Earth: [puts on sexy dress and a come hither smile]
Officer, I swear there is a simple explanation..
~me standing in the street with no pants, one sock and a turkey baster in my hand
My appearance can best be described as “hopefully he has a good personality.”
someone just dropped a glass at the hotel breakfast and three different people shouted “buddy!” at the same time. this city rules lol
Getting to know someone is a lot like making toast; don’t do it in the bathtub.
I just found out that the only thing you need to apply for a marriage license is your ID and an idiot.
the Lord of the Rings is mostly a bunch of really old guys walking around telling some 40 year old Hobbits “yeah this place used to be really cool but it sucks now”
Me: Is…is this a toenail?
Kid: Yes
Me: Why did you hand me a toenail?
Kid: Because I want to take it home
Me: Is it YOUR toenail?
Kid: Yes
Me: Throw it out, please
Kid: No, it’s a part of me
Me: Do you save all your toenails?
Kid: No…should I?!
Me: DEAR GOD, NO!
Well well well, if it isn’t the bridge I said I’d burn when I came to it…
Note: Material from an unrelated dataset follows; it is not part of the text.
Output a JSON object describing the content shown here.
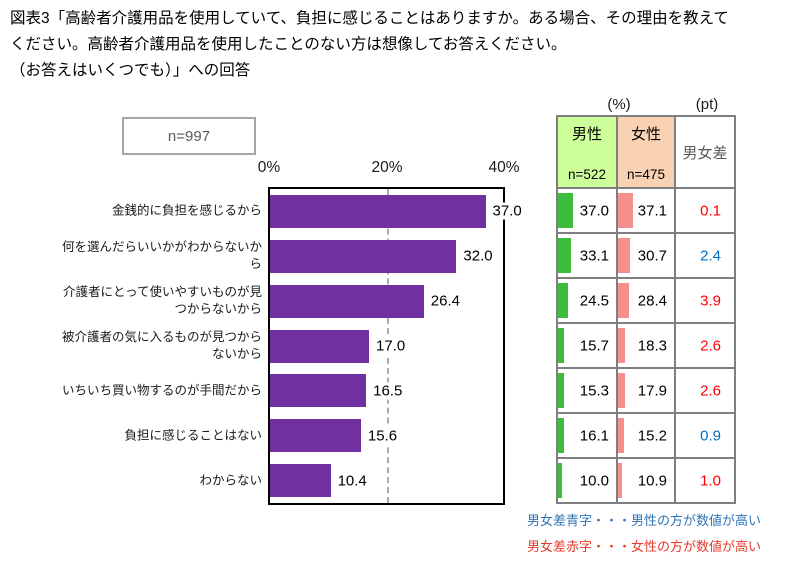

friend: wish you were here!
me, abruptly stopping whatever I’m doing and captaining a speedboat approaching your house: oh really
I’ve found god.
It’s my turn to hide now.
me: ok, we’re all tired, let’s go to bed
5yo: what did you do to be tired?
me: *eye twitches*
Me: What are you doing?
My 6yo: [buttering the piano] Nothing.
Whoever named the ring tone was phoning it in.
ME: Remember Lake Geneva?
WIFE: Please, not this again.
ME: Those were good TINES.
WIFE: Will this ever get old?
ME: Not a FORKING chance.
WIFE: It’s annoying and stupid.
ME: Those are valid POINTS.
WIFE: Enough.
ME: Can’t HANDLE it?
WIFE: I mean it.
ME: Do my jokes make UTENSIL?
NASA: you’ve been selected to spend a year on the space station
ME: wow that’s awesome
NASA: you and your entire family!
ME: oh ok no thanks
Million dollar idea: let’s start a Twitter swear jar
Coffee so hot I give it my real phone number.
Parenthood is mostly reminding the kids “no eating on the couch” while you’re eating on the couch & agreeing with them that life isn’t fair.
Want to know the secret to looking young? Pick up a bottle of sunblock, and put it on 20 years ago.
Me: Raise your right hand. No, your other hand. Your other hand. Your other hand. Your other hand. Your other hand. How many hands do you have??
Octopus:
i like to buy frozen diced onions…gives me extra time to cry about other things while i cook
Women who say getting married was the best day of their life have obviously never had 2 Kitkats fall out of a vending machine by mistake.